I am told that for a matrix $A\in \mathbb{R}^{2,2}$ with complex eigenvalue $\lambda=a+ib$ and associated complex eigenvector $v \in \mathbb{C}^n$ then $A=PCP^{-1}$ where $P=\begin{bmatrix} \text{Re } v& \text{Im } v\end{bmatrix}$ and $C=\begin{bmatrix}a&-b\\b&a \end{bmatrix}$.
I know that $A$ must be invertible because it has 2 distinct eigenvalues; I know that $C$ must be invertible because $\text{det} C = a^2 + b^2 \ne 0$, but am not sure how we know that $P$ is invertible.
I know that $$Av = (a+ib)v = av + ibv $$
Further calculations show that $$\text{Re}(Av)=A(\text{Re}v)=a\text{Re}v + b \text{Im}v$$
Can I state that because $A$ is invertible, $Av \ne 0$ and thus $\text{Re}(Av) \ne 0$, which implies that $a\text{Re}v + b \text{Im}v = 0$ does not have a nontrivial solution and therefore $\text{Re}v, \text{Im}v$ must be linearly independent? Not sure if my reasoning is correct.

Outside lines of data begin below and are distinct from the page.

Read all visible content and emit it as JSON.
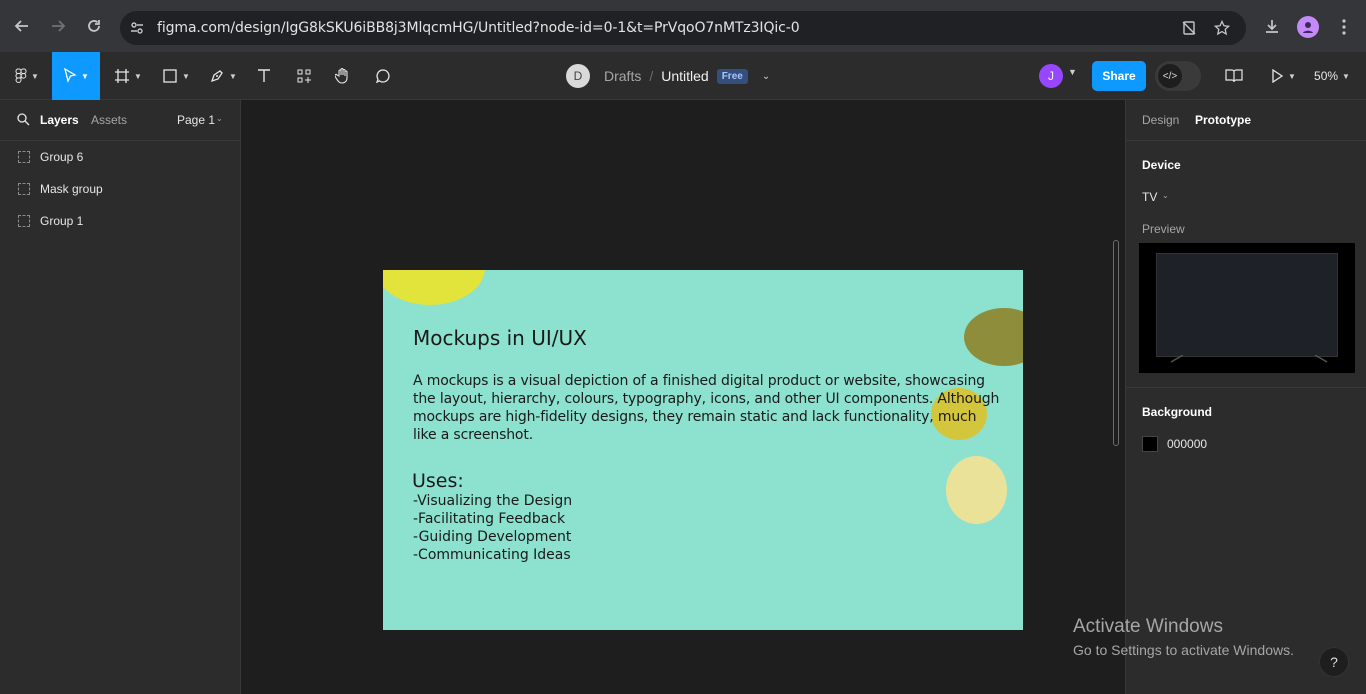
{
  "browser": {
    "url": "figma.com/design/IgG8kSKU6iBB8j3MlqcmHG/Untitled?node-id=0-1&t=PrVqoO7nMTz3IQic-0"
  },
  "toolbar": {
    "breadcrumb_team_initial": "D",
    "breadcrumb_folder": "Drafts",
    "breadcrumb_separator": "/",
    "file_name": "Untitled",
    "plan_badge": "Free",
    "user_initial": "J",
    "share_label": "Share",
    "zoom_level": "50%"
  },
  "left_panel": {
    "tab_layers": "Layers",
    "tab_assets": "Assets",
    "page_selector": "Page 1",
    "layers": [
      {
        "name": "Group 6"
      },
      {
        "name": "Mask group"
      },
      {
        "name": "Group 1"
      }
    ]
  },
  "canvas": {
    "frame": {
      "background": "#8ce2cf",
      "title": "Mockups in UI/UX",
      "paragraph_lines": [
        "A mockups is a visual depiction of a finished digital product or website, showcasing",
        "the layout, hierarchy, colours, typography, icons, and other UI components. Although",
        "mockups are high-fidelity designs, they remain static and lack functionality, much",
        "like a screenshot."
      ],
      "uses_heading": "Uses:",
      "uses_items": [
        "-Visualizing the Design",
        "-Facilitating Feedback",
        "-Guiding Development",
        "-Communicating Ideas"
      ]
    }
  },
  "right_panel": {
    "tab_design": "Design",
    "tab_prototype": "Prototype",
    "device_heading": "Device",
    "device_value": "TV",
    "preview_label": "Preview",
    "background_heading": "Background",
    "background_value": "000000",
    "background_color": "#000000"
  },
  "overlay": {
    "activate_title": "Activate Windows",
    "activate_sub": "Go to Settings to activate Windows.",
    "help_label": "?"
  },
  "colors": {
    "accent": "#0d99ff",
    "panel": "#2c2c2c",
    "canvas": "#1e1e1e"
  }
}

Any help greatly appreciated!
Best Answer
Observe that if $Av=\lambda v$, then $\overline{Av} = \overline{\lambda v} = \overline\lambda \overline v,$ but since $A$ is real, $\overline A=A$, so $\overline v$ is an eigenvector of $A$ with eigenvalue $\overline\lambda$. This implies that if $\lambda$ is complex, then $v$ and $\overline v$ are linearly independent. If we have $$c_1\Re(v)+c_2\Im(v) = \frac {c_1}2(v+\overline v) - i\frac{c_2}2(v-\overline v) = {c_1-ic_2\over2}v+{c_1+ic_2\over2}\overline v = 0,$$ then we must have $c_1=c_2=0$ because $v$ and $\overline v$ are linearly independent.